Ünver B., Sönmez H. İ., Ekin F.

ASES INTERNATIONAL EUROPEAN SCIENTIFIC RESEARCH CONGRESS, Munich, Almanya, 21 - 23 Haziran 2026, ss.1-20, (Tam Metin Bildiri)

  • Yayın Türü: Bildiri / Tam Metin Bildiri
  • Basıldığı Şehir: Munich
  • Basıldığı Ülke: Almanya
  • Sayfa Sayıları: ss.1-20
  • Van Yüzüncü Yıl Üniversitesi Adresli: Evet

Özet

Predictive maintenance in marine diesel engines has developed from a monitoring-centered objective into a broader problem of converting machinery data into reliable maintenance action under operational shipboard conditions. This study reviews the current literature on condition monitoring, fault diagnosis, prognostic development, and onboard implementation for marine diesel engines. The source base includes thermodynamic monitoring, vibration-based diagnosis, oil and tribological analysis, multi-sensor fusion, machine-learning classification, deep-learning prediction, digital-twin frameworks, and real-time decision-support applications.

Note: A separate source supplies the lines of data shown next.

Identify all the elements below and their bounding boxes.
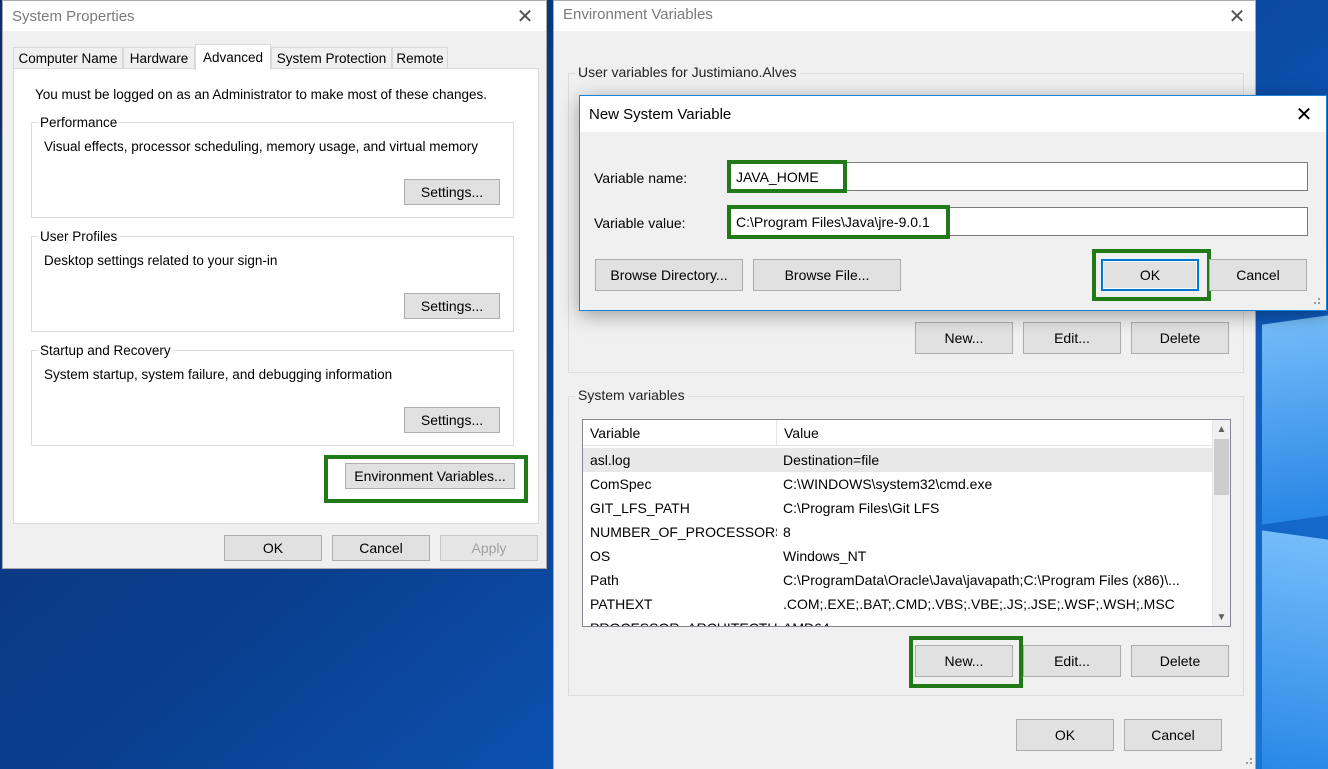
startup-recovery-group: Startup and Recovery System startup, sys…: [31, 343, 514, 446]
table-cell-variable: OS: [590, 548, 611, 564]
browse-directory-button[interactable]: Browse Directory...: [595, 259, 743, 291]
scroll-up-icon[interactable]: ▲: [1213, 420, 1230, 438]
close-icon[interactable]: ✕: [508, 1, 542, 31]
user-profiles-description: Desktop settings related to your sign-in: [44, 253, 278, 268]
startup-recovery-legend: Startup and Recovery: [38, 343, 173, 358]
environment-variables-ok-button[interactable]: OK: [1016, 719, 1114, 751]
table-cell-value: C:\Program Files\Git LFS: [783, 500, 940, 516]
new-system-variable-titlebar: New System Variable ✕: [580, 96, 1326, 132]
performance-group: Performance Visual effects, processor sc…: [31, 115, 514, 218]
tab-computer-name[interactable]: Computer Name: [13, 47, 123, 69]
scroll-down-icon[interactable]: ▼: [1213, 608, 1230, 626]
new-variable-ok-button[interactable]: OK: [1101, 259, 1199, 291]
new-variable-cancel-button[interactable]: Cancel: [1209, 259, 1307, 291]
table-row[interactable]: GIT_LFS_PATH C:\Program Files\Git LFS: [583, 496, 1212, 520]
system-properties-cancel-button[interactable]: Cancel: [332, 535, 430, 561]
table-cell-value: AMD64: [776, 616, 1214, 626]
performance-legend: Performance: [38, 115, 120, 130]
system-new-button[interactable]: New...: [915, 645, 1013, 677]
user-profiles-group: User Profiles Desktop settings related t…: [31, 229, 514, 332]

Across these studies, the strongest evidence appears in areas where diagnostic interpretation remains close to physically meaningful signals and well-bounded component faults such as injector malfunction, valve leakage, lubrication-related degradation, or turbocharger abnormalities. The literature is less mature where the task shifts from diagnosis to prognostics, especially in early warning calibration, remaining useful life estimation, uncertainty handling, and maintenance-decision integration. Many studies report technically strong classification or detection performance, yet fewer demonstrate stable behavior under variable loading, sensor noise, incomplete data, and real fleet operating constraints. The review indicates that the main bottleneck is no longer sensing alone. It is the construction of trustworthy, low-burden maintenance logic from heterogeneous evidence streams. The most valuable next step for the field is therefore not another isolated high-accuracy model, but integrated shipboard systems that combine data quality control, multi-sensor reasoning, physics-informed interpretation, and execution-ready maintenance support.